The second landfall on the U.S. mainland came as Floridians surveyed the damage days after the storm battered the state. Ian is expected to wreak havoc on numerous states along the East Coast as it moves inland over the weekend.

In South Carolina, trees have been toppled, roads flooded and over 69,000 households had already lost power, officials said at a Friday news conference. That number had risen to over 180,000 customers without power immediately after landfall, according to poweroutage.us. The state’s five shelters were at 15% capacity ahead of landfall.

South Carolina Gov. Henry McMaster said no deaths have been reported in the state yet, “but there’s still life-threatening conditions.” He urged residents to stay off flooded roadways.

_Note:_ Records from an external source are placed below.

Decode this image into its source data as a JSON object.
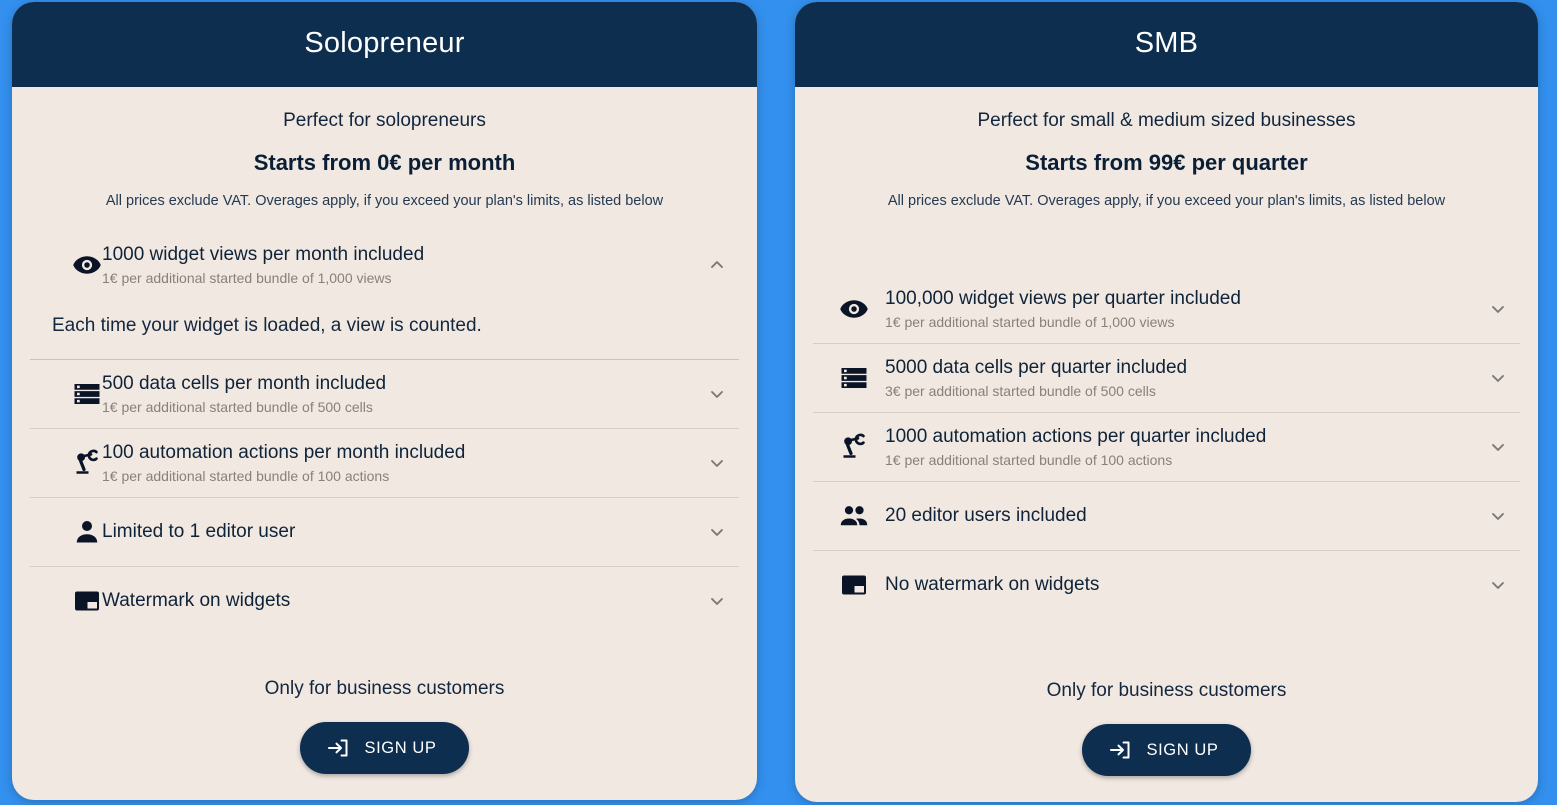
{
  "theme": {
    "page_background": "#3390ee",
    "card_background": "#f1e8e2",
    "header_background": "#0d2e4e",
    "header_text": "#ffffff",
    "body_text": "#0f2338",
    "muted_text": "#8a8078",
    "divider": "#d6cbc5",
    "button_background": "#0d2e4e",
    "button_text": "#ffffff"
  },
  "plans": [
    {
      "id": "solopreneur",
      "title": "Solopreneur",
      "tagline": "Perfect for solopreneurs",
      "price": "Starts from 0€ per month",
      "vat_note": "All prices exclude VAT. Overages apply, if you exceed your plan's limits, as listed below",
      "features": [
        {
          "icon": "eye-icon",
          "title": "1000 widget views per month included",
          "sub": "1€ per additional started bundle of 1,000 views",
          "expanded": true,
          "chevron": "chevron-up-icon",
          "detail": "Each time your widget is loaded, a view is counted."
        },
        {
          "icon": "data-cells-icon",
          "title": "500 data cells per month included",
          "sub": "1€ per additional started bundle of 500 cells",
          "expanded": false,
          "chevron": "chevron-down-icon",
          "detail": ""
        },
        {
          "icon": "robot-arm-icon",
          "title": "100 automation actions per month included",
          "sub": "1€ per additional started bundle of 100 actions",
          "expanded": false,
          "chevron": "chevron-down-icon",
          "detail": ""
        },
        {
          "icon": "person-icon",
          "title": "Limited to 1 editor user",
          "sub": "",
          "expanded": false,
          "chevron": "chevron-down-icon",
          "detail": ""
        },
        {
          "icon": "watermark-icon",
          "title": "Watermark on widgets",
          "sub": "",
          "expanded": false,
          "chevron": "chevron-down-icon",
          "detail": ""
        }
      ],
      "footer_note": "Only for business customers",
      "cta_label": "SIGN UP",
      "cta_icon": "sign-in-arrow-icon"
    },
    {
      "id": "smb",
      "title": "SMB",
      "tagline": "Perfect for small & medium sized businesses",
      "price": "Starts from 99€ per quarter",
      "vat_note": "All prices exclude VAT. Overages apply, if you exceed your plan's limits, as listed below",
      "features": [
        {
          "icon": "eye-icon",
          "title": "100,000 widget views per quarter included",
          "sub": "1€ per additional started bundle of 1,000 views",
          "expanded": false,
          "chevron": "chevron-down-icon",
          "detail": ""
        },
        {
          "icon": "data-cells-icon",
          "title": "5000 data cells per quarter included",
          "sub": "3€ per additional started bundle of 500 cells",
          "expanded": false,
          "chevron": "chevron-down-icon",
          "detail": ""
        },
        {
          "icon": "robot-arm-icon",
          "title": "1000 automation actions per quarter included",
          "sub": "1€ per additional started bundle of 100 actions",
          "expanded": false,
          "chevron": "chevron-down-icon",
          "detail": ""
        },
        {
          "icon": "people-icon",
          "title": "20 editor users included",
          "sub": "",
          "expanded": false,
          "chevron": "chevron-down-icon",
          "detail": ""
        },
        {
          "icon": "watermark-icon",
          "title": "No watermark on widgets",
          "sub": "",
          "expanded": false,
          "chevron": "chevron-down-icon",
          "detail": ""
        }
      ],
      "footer_note": "Only for business customers",
      "cta_label": "SIGN UP",
      "cta_icon": "sign-in-arrow-icon"
    }
  ]
}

“This is not as bad as it could have been. A lot of prayers have been answered,” he said. “…But we’re not out of the woods.”

Ian is the first landfalling hurricane in South Carolina since Matthew in 2016, according to Colorado State University hurricane researcher Phil Klotzbach.

Officials in Florida, meanwhile, were assessing the damage and continuing search and rescue efforts after Ian slammed into the Fort Myers area on Wednesday as a Category 4 storm.

Local officials said they were sorting through potentially dozens of deaths to determine if they were storm related. On Friday, the Associated Press reported the death toll was at least 27.  

Ian left a broad swath of destruction in Florida, flooding areas on both of its coasts, tearing homes from their slabs, demolishing beachfront businesses and leaving more than 2 million people without power.